Lisa, heureusement, n’a jamais mordu aux vieilles sirènes d’une révolution impossible, et n’a jamais cru à une rédemption via un prolétariat désormais introuvable.
Les théoriciens « marxistes » » n’ont rien compris au capitalisme financier et à son énorme délire frigide. Ils se sont recyclés en tribuns démagogues toujours prêts à haranguer des foules sur des places bondées. La musique a sauvé Lisa dès son enfance. Son père est violoncelliste, sa mère violoniste, ils donne encore des concerts de musique de chambre un peu partout. Ils ont veillé sur leur petite fille, pianiste déjà géniale.

Nous voici donc à Égine, île depuis longtemps pourrie par les promoteurs immobiliers et le cancer touristique. Olympie, en 2007, a été cernée par un incendie furieux qui a pourtant épargné le temple de Zeus, et l’Etat islamique menace de détruire Palmyre. Nous, demain, on va monter vers une ruine grandiose, plus vivante que jamais. Lisa, ce soir, est très silencieuse.
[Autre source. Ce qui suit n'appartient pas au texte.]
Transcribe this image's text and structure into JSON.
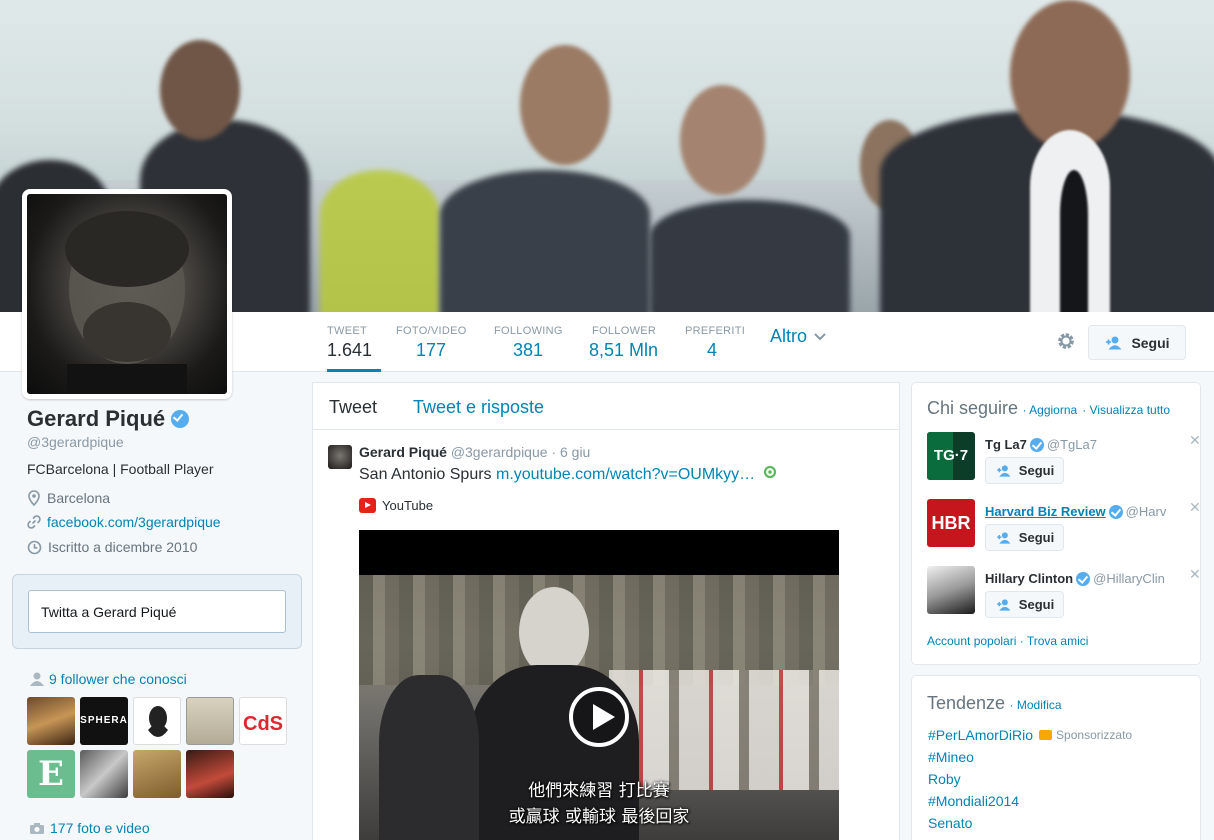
{
  "profile": {
    "name": "Gerard Piqué",
    "handle": "@3gerardpique",
    "bio": "FCBarcelona | Football Player",
    "location": "Barcelona",
    "website": "facebook.com/3gerardpique",
    "joined": "Iscritto a dicembre 2010"
  },
  "nav": {
    "stats": [
      {
        "label": "TWEET",
        "value": "1.641"
      },
      {
        "label": "FOTO/VIDEO",
        "value": "177"
      },
      {
        "label": "FOLLOWING",
        "value": "381"
      },
      {
        "label": "FOLLOWER",
        "value": "8,51 Mln"
      },
      {
        "label": "PREFERITI",
        "value": "4"
      }
    ],
    "more_label": "Altro",
    "follow_label": "Segui"
  },
  "tweetbox": {
    "placeholder": "Twitta a Gerard Piqué"
  },
  "followers_known": {
    "label": "9 follower che conosci"
  },
  "media_link": {
    "label": "177 foto e video"
  },
  "timeline": {
    "tabs": [
      "Tweet",
      "Tweet e risposte"
    ],
    "tweet": {
      "name": "Gerard Piqué",
      "handle": "@3gerardpique",
      "date": "· 6 giu",
      "text": "San Antonio Spurs ",
      "link": "m.youtube.com/watch?v=OUMkyy…",
      "source": "YouTube",
      "subtitle_line1": "他們來練習 打比賽",
      "subtitle_line2": "或贏球 或輸球 最後回家"
    }
  },
  "who_to_follow": {
    "title": "Chi seguire",
    "refresh": "· Aggiorna",
    "view_all": "· Visualizza tutto",
    "accounts": [
      {
        "name": "Tg La7",
        "handle": "@TgLa7",
        "badge": "TG·7",
        "follow": "Segui"
      },
      {
        "name": "Harvard Biz Review",
        "handle": "@Harv",
        "badge": "HBR",
        "follow": "Segui"
      },
      {
        "name": "Hillary Clinton",
        "handle": "@HillaryClin",
        "badge": "",
        "follow": "Segui"
      }
    ],
    "popular": "Account popolari",
    "find_friends": "· Trova amici"
  },
  "trends": {
    "title": "Tendenze",
    "edit": "· Modifica",
    "sponsored": "Sponsorizzato",
    "items": [
      "#PerLAmorDiRio",
      "#Mineo",
      "Roby",
      "#Mondiali2014",
      "Senato"
    ]
  },
  "colors": {
    "accent": "#0084b4",
    "verified": "#55acee"
  }
}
Le temple d’Athéna Aphaia s’est longtemps appelé seulement d’Athéna, avant qu’on lui ajoute « Aphaia », divinité mystérieuse, dont le surnom est « L’invisible ». Athéna se déploie dans des apparitions multiples, Aphaia reste en retrait. Le temple pourrait ainsi être nommé le « Visible-Invisible », sanctuaire du jour et de la nuit. Le ciel est très bleu, le soleil brille.

LOGOS

« Héraclite dit (B 64) : Τα δε Πάντα οιακίζει Κεραυνός. "Mais toutes les choses (présentes), l’éclair les gouverne (en les conduisant à la présence)."
Tout ce qui est présent, la fulguration brusquement, d’un seul coup, le fait ressortir dans la lumière de sa présence. L’éclair ici nommé gouverne. Il conduit d’avance chaque chose au lieu assigné à son être. Une telle conduite est en même temps la Pose recueillante, le Logos. "L’éclair", mot qui nomme, est mis ici pour Zeus. Dieu suprême, celui-ci est le destin de Tout. »
M. Heidegger, Essais et conférences  [3].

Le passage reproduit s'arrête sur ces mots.